I’ve noted before how I manage my PDFs using the filesystem and Open Meta tagging. I’ve tended to maintain my notes in plain text written directly into DEVONthink, but after listening to Weatherhead’s talk with Jones and reading his post I’ve decided to adopt part of his system.
As a scientist Jones spends much of his time synthesizing the latest research that normally comes to him as a PDF from journals. Where I became interested in his system was 1) his color coded annotations and 2) his method of extracting those annotations to plain text. His system uses colors for different notes, green for references, red for summaries, and so on. Where the system really inspired me was his AppleScript that can process the PDF he has marked up (either in Skim or iAnnotate that scans the PDF and extracts notes based on his categorization using Markdown syntax. He then dumps the notes into VoodooPad. Be sure to read his explanation of his system as my summary doesn’t do it complete justice. [Update: I was remiss in pointing out that the original AppleScript adapted by Walton Jones came from John Sidiropoulos at his blog OrganoGnosi. His blog has lots of advice on using digital tools for academic research.]
The system relies on an AppleScript that looks for annotations in the PDF and extracts the text into Markdown-formatted plain text. I modified the script slightly for my own needs, and made it available here via GitHub’s Gist service. [JBJ: We can’t yet embed Gists directly, alas! Apologies for any inconvenience.] For the curious, here’s a partial screenshot of the code:
I take my notes in Skim, which would result in something like:
When the script is run on a PDF, it results in a note formatted in Markdown that looks similar to this:
That’s where the other half of the magic comes in Jones’s system. The note not only includes the text I wanted but also a hyperlink to the page of a particular reference. Transformed into Markdown, the note allows me to click on the reference and be taken back to the source. My notes used to appear similarly, often taking a form such as:
 Noting the page number in brackets followed by my notes, thoughts, direct quotes, and so on from a PDF or book.

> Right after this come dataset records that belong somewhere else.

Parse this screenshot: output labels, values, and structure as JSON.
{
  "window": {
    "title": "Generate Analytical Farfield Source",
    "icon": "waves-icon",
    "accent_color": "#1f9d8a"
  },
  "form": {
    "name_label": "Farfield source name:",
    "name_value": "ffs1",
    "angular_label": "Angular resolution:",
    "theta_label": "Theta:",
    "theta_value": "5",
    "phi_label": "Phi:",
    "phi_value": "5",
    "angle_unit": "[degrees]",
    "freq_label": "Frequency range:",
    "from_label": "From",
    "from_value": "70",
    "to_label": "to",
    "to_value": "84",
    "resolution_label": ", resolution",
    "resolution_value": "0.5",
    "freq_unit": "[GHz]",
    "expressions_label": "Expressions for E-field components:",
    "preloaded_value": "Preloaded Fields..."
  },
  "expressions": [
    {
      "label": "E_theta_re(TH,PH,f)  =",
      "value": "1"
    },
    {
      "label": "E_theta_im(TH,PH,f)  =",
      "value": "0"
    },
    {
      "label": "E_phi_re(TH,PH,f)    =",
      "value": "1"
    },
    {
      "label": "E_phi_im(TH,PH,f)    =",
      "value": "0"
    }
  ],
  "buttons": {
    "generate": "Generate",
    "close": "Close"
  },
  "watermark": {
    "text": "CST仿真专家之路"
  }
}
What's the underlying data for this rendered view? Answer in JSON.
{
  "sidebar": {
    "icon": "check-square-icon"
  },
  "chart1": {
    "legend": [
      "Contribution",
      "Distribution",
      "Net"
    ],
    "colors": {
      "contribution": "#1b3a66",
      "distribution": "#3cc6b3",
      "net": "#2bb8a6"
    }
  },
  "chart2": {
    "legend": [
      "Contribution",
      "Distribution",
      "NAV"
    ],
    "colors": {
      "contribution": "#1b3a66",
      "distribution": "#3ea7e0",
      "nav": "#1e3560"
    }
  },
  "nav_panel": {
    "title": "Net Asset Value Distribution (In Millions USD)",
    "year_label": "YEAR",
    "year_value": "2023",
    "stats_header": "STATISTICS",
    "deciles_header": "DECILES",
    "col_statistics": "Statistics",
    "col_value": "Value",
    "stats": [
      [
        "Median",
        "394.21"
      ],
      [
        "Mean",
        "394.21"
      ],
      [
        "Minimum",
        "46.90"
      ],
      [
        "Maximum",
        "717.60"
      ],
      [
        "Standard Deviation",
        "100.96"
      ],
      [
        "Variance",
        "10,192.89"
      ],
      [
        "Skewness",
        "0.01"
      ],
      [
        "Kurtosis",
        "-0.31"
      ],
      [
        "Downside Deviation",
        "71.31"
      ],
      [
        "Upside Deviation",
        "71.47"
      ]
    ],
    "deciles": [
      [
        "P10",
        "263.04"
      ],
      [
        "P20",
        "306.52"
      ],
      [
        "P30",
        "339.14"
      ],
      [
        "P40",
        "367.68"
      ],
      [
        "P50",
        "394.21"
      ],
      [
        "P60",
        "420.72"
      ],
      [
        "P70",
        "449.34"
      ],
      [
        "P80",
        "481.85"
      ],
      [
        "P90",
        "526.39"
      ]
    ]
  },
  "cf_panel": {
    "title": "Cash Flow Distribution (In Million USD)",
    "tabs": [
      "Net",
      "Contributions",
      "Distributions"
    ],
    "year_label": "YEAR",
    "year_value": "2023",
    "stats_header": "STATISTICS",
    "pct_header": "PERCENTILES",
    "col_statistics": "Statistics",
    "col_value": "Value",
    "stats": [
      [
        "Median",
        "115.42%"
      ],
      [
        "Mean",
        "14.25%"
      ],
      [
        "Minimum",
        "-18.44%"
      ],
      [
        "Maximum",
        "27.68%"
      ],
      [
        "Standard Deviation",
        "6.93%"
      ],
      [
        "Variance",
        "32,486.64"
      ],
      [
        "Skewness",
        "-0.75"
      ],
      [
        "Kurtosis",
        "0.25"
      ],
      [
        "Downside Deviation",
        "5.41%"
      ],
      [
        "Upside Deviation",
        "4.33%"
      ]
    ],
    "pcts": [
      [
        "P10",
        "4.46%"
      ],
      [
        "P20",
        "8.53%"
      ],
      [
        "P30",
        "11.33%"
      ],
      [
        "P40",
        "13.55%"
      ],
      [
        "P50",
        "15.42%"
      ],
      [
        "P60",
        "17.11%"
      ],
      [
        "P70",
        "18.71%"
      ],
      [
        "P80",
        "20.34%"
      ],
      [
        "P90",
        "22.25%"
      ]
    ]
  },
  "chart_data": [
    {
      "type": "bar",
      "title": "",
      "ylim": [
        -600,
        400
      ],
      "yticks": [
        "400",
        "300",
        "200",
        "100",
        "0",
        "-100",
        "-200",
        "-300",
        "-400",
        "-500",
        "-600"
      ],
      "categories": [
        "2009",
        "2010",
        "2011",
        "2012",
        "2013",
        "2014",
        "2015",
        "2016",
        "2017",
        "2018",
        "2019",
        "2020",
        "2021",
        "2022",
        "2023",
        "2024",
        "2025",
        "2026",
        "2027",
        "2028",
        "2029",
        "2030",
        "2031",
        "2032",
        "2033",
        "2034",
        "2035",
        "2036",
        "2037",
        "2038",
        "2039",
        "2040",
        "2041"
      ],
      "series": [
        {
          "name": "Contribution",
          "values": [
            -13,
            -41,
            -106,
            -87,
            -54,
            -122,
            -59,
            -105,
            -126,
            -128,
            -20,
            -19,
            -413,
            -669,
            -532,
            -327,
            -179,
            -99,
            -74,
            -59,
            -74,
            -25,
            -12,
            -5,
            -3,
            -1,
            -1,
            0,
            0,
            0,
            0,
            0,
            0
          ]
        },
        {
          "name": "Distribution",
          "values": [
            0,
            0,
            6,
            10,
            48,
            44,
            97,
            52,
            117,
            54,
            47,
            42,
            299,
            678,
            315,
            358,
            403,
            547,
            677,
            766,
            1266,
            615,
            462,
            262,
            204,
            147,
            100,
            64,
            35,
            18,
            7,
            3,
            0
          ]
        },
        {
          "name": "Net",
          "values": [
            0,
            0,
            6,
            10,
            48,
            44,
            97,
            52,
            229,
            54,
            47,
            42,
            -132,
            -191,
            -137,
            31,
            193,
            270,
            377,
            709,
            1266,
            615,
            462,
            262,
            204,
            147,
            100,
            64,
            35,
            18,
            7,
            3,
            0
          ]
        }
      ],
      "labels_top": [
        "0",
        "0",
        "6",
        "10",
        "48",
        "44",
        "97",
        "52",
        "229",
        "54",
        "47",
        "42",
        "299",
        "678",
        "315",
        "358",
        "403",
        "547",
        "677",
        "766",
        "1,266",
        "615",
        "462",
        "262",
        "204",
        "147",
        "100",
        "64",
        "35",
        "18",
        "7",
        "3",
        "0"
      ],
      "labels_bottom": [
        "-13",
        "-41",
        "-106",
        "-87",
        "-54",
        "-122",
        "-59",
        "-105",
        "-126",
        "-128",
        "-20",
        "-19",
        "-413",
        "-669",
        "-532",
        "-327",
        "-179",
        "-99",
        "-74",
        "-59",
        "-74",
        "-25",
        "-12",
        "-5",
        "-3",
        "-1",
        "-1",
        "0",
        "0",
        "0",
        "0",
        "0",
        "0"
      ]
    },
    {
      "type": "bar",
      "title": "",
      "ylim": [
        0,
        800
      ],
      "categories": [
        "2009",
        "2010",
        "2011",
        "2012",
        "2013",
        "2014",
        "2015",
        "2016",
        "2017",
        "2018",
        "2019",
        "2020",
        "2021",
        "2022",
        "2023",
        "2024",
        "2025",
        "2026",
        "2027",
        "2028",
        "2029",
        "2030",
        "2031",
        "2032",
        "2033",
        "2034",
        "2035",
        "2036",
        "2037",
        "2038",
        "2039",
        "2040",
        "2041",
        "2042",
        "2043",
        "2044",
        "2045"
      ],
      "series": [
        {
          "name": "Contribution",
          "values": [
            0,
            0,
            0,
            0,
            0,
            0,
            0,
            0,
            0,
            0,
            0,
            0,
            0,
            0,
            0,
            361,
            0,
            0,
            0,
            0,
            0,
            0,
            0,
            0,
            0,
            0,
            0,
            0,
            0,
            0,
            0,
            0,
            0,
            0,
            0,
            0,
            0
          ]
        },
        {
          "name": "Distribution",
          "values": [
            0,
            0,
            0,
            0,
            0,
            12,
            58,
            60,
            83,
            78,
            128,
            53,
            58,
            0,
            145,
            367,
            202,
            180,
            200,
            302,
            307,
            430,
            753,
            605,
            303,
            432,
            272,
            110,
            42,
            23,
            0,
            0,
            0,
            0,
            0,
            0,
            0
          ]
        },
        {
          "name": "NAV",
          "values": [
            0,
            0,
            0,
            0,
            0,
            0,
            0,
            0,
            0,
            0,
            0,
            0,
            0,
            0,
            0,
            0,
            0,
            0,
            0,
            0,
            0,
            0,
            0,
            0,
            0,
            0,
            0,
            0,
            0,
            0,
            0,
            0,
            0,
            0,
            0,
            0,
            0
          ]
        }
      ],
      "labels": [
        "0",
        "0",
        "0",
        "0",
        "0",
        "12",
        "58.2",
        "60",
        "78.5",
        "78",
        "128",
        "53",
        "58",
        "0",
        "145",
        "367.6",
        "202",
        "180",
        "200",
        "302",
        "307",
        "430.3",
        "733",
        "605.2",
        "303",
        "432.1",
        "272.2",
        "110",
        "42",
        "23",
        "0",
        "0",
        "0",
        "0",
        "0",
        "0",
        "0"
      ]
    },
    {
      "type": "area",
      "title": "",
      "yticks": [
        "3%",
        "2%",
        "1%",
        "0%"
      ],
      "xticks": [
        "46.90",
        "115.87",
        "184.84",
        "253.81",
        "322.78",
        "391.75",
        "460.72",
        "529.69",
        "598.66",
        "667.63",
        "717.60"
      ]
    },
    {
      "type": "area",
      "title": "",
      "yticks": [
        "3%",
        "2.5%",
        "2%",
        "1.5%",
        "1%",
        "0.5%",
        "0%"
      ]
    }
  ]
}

As I mentioned, my notes were previously entered directly into DEVONthink. But with this new system I’ll be keeping my notes in the same directory as the document I’m taking notes on. From there, DEVONthink will index the directory for easy searching and organizing.
Update on 11/29: Readers have pointed out that the hyperlinking to specific pages isn’t working the way it should. The solution, near as I’ve been able to replicate the problem, points to just how unrobust this system is, unfortunately.
Walton Jones had to work around the problem by writing his own custom URL scheme. You may need to adopt his system to get everything working. But Skim seems to handle page numbers without any problems, at least for me. There are a few things to bear in mind when using the script: 1) The notes must appear in the same directory as the PDF, and 2) the file must match exactly the text in the note (which the script should handle for you). So, for example, example-article.pdf#page=3 must correspond exactly to example-article.pdf and reside in the same directory as the notes, otherwise it doesn’t know where the file is located. Also, be sure that no spaces are included in the filename, otherwise the Markdown linking will not work.
The other area that makes the system tricky to use is the way I’m using it. When I transform the text notes into Markdown, I save the resulting markup as a PDF (either transformed in Marked.app or fed through wkpdf). The PDF file of my notes is opened in Skim, which can handle linking back to the article because all of these actions are happening within the same application. In other words, if you are planning on using the hyperlinking system as I use it, you will need to contain all activity in Skim. Otherwise, you may need to look into Walton Jones’s custom URL scheme. Relatedly, you might check out John Sidiropoulos’s brilliant post on DEVONthink and hyperlinks.